Watch: Ritualistic Latvian folk dance

Take note – story published 7 years ago

The Zalktis (Grass snake) folk dance collective have published one of the first folk dance videos in the history of Latvian culture to date. The dance, titled Es nemiršu šai zemē (This is not the land where I'll die) was authored by the collective's founder Arta Melnalksne who passed away recently.

"It's not standard folk dance that we've used to seeing on stage. It's more like a ritual," Jānis Romanovskis, a dancer in the collective told LTV Tuesday.

"It's a ritual of self-awareness in which you can lower yourself to the most primitive, lowest levels of yourself and rise up again and connect with the godhead," said dancer Kristīne Zdanovska.

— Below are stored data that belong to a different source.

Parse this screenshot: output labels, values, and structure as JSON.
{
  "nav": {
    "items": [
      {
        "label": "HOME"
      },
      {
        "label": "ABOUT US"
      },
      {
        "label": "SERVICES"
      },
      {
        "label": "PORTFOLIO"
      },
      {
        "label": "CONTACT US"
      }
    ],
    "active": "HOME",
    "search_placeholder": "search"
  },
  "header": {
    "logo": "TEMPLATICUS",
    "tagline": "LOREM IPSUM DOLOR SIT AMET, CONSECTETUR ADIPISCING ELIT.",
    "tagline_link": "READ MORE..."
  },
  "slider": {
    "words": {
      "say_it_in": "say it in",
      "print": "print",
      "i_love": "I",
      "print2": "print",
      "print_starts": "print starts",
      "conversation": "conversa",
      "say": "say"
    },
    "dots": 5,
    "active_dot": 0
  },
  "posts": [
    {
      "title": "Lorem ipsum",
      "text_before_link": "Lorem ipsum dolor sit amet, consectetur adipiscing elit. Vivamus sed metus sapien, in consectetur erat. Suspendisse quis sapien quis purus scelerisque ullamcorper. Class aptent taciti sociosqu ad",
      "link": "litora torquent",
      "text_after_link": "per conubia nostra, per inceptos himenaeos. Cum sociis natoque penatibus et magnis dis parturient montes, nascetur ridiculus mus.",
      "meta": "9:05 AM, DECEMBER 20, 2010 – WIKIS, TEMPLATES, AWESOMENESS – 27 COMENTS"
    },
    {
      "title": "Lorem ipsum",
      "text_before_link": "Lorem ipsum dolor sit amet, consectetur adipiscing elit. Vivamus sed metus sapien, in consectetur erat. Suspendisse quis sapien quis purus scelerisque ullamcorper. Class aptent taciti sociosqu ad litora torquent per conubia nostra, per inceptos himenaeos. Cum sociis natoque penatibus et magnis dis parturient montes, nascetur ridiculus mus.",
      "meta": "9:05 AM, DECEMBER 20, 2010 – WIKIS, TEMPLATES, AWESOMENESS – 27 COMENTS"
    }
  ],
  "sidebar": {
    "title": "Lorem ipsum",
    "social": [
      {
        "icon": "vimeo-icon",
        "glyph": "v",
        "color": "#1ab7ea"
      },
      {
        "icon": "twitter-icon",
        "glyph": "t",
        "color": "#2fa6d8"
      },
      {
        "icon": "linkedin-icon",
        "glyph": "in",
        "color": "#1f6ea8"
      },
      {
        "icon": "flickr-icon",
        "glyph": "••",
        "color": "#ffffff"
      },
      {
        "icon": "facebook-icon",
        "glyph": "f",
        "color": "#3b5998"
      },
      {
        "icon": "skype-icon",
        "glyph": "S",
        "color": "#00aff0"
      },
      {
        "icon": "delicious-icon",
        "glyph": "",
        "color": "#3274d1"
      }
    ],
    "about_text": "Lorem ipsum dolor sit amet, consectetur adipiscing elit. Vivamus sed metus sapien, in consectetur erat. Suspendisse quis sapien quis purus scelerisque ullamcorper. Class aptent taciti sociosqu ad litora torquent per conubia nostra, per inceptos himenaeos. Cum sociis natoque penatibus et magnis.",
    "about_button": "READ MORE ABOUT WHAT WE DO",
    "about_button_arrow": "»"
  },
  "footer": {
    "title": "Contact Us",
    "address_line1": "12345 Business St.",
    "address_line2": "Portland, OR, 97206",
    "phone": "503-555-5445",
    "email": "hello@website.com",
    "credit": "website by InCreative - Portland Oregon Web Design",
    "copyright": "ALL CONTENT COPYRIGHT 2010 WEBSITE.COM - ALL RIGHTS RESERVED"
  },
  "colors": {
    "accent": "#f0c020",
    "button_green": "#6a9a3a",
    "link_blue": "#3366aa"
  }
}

"It was the idea of [collective founder Arta Melnalksne] to create not only classical folk dance, but such dance that's rooted in very old traditions kept by Latvians since the Middle Ages," said Zdanovska.

Melnalksne's dances feature symbols and life views which the choreographer kept following throughout her years.

"We enter this world and learn to be happy. And, the deeper we move into our world of technology, the further we are from nature and the more we have to learn to be happy.

We're looking for our place in the world through these symbols and dances, we're looking for our own path to ourselves as happiness is right here and we often forget about it," Melnalksne told LTV in 2003.

The video was shot by the Zalktis collective on the night of the summer solstice.